In an effort to be positive about my situation, I ignored the failure and moved on - set up Windows 2003 Server. Once it was up and running, I tried to install the drivers for the controller card, but it wouldn't recognize it. That can't be good either. I filed a tech support request with Adaptec, but wouldn't hear back for 48 hours: by then I would solve it on my own.
I went to bed late, very grumpy. The next morning I woke up thinking maybe the firmware update was a mistake. So I reverted - got the old firmware, set up new floppies and attempted to install it. But it kept failing with the same error. Couldn't revert.
Then, a flash of insight, I realized what was happening to the controller - it was crashing! And right at the point of completing the array. After it rebooted, the controller would restart, see the array almost finished configuring and attempt to finish it... crashing the controller again! So, how to stop the array from rebuilding? Pull all the hard drives out! That'll slow the bugger down.
Sure enough, as soon as I pulled the drives, I was able to revert the firmware. Why I still reverted the firmware, I'm not sure - I guess I had a course in mind and thinking wasn't going to divert it. With the firmware reverted, the array had died, so when I plugged the drives back in, nothing bad happened.
Now afraid of the BIOS configuration stuff, I booted back into Windows, and reverted the driver as well to match the firmware. If you've never done this, you're a happier person than me: reverting to an older driver is a bugger. Windows 2003 Server has a rollback driver option, but it doesn't work if you haven't previously installed the older driver. So I had to do this the hardware - uninstall the driver and then carefully locate all the backup copies of the DLLs and kill them by hand. Once I had it all, installing the old driver worked, AND it came up just fine.

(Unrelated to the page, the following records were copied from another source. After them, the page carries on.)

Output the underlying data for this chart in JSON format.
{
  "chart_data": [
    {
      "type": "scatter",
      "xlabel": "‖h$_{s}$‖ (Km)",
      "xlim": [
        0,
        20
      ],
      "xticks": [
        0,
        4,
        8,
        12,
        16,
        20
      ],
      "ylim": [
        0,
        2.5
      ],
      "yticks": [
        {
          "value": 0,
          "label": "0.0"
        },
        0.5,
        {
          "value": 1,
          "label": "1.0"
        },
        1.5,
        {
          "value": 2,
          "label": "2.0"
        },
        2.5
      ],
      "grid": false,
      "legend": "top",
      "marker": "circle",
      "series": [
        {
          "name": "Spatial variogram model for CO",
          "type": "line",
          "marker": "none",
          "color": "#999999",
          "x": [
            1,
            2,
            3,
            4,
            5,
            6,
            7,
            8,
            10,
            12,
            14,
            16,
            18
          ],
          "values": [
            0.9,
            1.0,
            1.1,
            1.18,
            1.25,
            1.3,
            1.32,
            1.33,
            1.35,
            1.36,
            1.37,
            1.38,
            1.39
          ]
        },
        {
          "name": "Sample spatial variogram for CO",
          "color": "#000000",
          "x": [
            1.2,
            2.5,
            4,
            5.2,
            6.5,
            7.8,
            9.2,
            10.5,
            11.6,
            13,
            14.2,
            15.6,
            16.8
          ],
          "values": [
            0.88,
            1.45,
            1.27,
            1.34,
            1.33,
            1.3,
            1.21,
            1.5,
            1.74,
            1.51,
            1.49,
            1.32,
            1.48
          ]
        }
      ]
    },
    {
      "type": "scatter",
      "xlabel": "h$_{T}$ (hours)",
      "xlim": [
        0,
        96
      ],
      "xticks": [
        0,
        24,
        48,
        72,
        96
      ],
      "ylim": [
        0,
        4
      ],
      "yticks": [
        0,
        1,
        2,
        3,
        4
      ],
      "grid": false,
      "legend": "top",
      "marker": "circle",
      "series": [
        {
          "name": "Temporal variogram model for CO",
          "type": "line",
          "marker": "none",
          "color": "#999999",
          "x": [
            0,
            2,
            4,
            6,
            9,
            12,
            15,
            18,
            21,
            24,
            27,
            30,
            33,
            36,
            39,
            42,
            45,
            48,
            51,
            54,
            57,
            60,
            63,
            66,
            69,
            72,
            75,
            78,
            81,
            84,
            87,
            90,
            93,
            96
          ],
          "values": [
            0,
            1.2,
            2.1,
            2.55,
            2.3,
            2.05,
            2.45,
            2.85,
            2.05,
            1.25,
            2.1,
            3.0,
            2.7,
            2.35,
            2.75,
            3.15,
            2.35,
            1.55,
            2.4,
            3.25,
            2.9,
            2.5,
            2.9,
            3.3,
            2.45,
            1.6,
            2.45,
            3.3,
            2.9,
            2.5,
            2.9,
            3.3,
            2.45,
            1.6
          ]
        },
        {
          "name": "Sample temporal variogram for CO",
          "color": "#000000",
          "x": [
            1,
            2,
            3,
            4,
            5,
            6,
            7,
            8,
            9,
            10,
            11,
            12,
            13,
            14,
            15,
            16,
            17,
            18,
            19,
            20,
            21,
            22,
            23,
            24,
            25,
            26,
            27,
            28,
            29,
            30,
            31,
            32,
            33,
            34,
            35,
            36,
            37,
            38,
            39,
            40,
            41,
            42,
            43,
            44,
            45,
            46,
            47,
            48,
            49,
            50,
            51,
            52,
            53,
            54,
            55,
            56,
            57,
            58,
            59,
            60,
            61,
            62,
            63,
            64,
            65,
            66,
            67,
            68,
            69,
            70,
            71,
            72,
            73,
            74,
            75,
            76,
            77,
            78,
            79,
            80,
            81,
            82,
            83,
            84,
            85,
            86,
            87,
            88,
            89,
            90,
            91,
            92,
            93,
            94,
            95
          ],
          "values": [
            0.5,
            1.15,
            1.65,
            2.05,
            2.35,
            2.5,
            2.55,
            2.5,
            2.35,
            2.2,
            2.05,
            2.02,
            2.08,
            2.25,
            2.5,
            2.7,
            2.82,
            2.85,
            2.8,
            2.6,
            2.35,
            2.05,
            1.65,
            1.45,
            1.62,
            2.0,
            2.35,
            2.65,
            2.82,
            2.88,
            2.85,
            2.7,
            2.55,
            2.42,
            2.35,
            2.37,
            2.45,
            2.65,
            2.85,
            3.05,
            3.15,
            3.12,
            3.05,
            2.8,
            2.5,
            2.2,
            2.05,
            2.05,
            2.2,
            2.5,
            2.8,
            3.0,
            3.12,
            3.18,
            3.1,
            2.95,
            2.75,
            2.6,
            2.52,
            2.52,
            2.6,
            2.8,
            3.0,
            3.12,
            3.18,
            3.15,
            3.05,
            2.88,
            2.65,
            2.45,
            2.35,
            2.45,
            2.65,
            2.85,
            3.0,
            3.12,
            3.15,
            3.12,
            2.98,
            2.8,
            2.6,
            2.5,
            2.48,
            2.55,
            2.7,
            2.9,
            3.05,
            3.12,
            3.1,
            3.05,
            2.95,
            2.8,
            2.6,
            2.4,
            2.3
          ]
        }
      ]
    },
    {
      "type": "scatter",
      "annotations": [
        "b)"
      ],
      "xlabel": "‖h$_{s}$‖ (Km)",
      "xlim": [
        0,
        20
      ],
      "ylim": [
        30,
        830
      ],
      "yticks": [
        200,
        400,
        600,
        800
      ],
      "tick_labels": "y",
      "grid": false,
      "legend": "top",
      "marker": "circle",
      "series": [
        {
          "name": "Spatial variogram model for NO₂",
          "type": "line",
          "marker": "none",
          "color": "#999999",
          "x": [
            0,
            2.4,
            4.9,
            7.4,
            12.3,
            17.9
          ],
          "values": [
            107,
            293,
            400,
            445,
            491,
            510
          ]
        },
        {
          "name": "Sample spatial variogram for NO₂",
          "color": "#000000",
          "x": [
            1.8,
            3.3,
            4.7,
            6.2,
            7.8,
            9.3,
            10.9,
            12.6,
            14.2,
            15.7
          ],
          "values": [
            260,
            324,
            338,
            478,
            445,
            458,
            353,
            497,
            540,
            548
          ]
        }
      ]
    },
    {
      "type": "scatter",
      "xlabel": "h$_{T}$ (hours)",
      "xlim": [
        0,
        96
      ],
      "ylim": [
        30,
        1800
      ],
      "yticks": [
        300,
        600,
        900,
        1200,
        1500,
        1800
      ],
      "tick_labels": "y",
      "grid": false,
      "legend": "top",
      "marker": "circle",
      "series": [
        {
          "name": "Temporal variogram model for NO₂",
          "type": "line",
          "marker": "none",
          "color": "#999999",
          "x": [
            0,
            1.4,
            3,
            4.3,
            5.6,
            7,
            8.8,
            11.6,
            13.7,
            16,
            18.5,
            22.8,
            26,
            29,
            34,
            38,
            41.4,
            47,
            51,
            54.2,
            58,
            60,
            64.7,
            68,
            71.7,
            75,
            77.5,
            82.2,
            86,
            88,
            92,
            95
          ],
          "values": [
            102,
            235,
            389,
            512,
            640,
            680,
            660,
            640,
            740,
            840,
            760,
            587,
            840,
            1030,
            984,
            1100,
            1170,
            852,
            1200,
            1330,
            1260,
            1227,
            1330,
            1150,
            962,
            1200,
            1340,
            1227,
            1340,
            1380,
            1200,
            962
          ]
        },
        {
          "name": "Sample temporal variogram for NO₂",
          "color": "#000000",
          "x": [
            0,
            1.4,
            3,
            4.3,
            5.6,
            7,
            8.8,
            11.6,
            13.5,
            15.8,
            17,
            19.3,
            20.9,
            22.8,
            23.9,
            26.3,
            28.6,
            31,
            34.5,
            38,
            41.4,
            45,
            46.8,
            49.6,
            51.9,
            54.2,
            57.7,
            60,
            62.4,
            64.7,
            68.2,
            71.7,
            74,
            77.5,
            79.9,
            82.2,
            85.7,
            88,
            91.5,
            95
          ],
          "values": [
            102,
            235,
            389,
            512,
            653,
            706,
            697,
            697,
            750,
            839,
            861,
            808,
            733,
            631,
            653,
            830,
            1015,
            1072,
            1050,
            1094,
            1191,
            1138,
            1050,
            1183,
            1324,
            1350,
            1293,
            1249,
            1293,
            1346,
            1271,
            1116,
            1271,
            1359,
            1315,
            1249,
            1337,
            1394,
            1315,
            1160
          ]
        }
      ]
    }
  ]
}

Now I was able to set up the RAID 5 array from Adaptec's client for Windows, which was a whole bunch clearer about the right ways to do things. And that's when I discovered that correctly building a two terabyte array takes an entire day.
The next day I discovered that my two terabyte array is actually a 1.8TB array. And that Windows understands TB, it displays that way in Windows Explorer. Funny, huh? I wonder if they have PB (as in petabyte, a thousand terabytes) in there as well.
The rest of the set up was uneventful, really... things got loaded back on, DHCP and DNS configured, and so on. The next level of excitement would come with the most dangerous update of all... converting an Exchange 2000 server to 2003!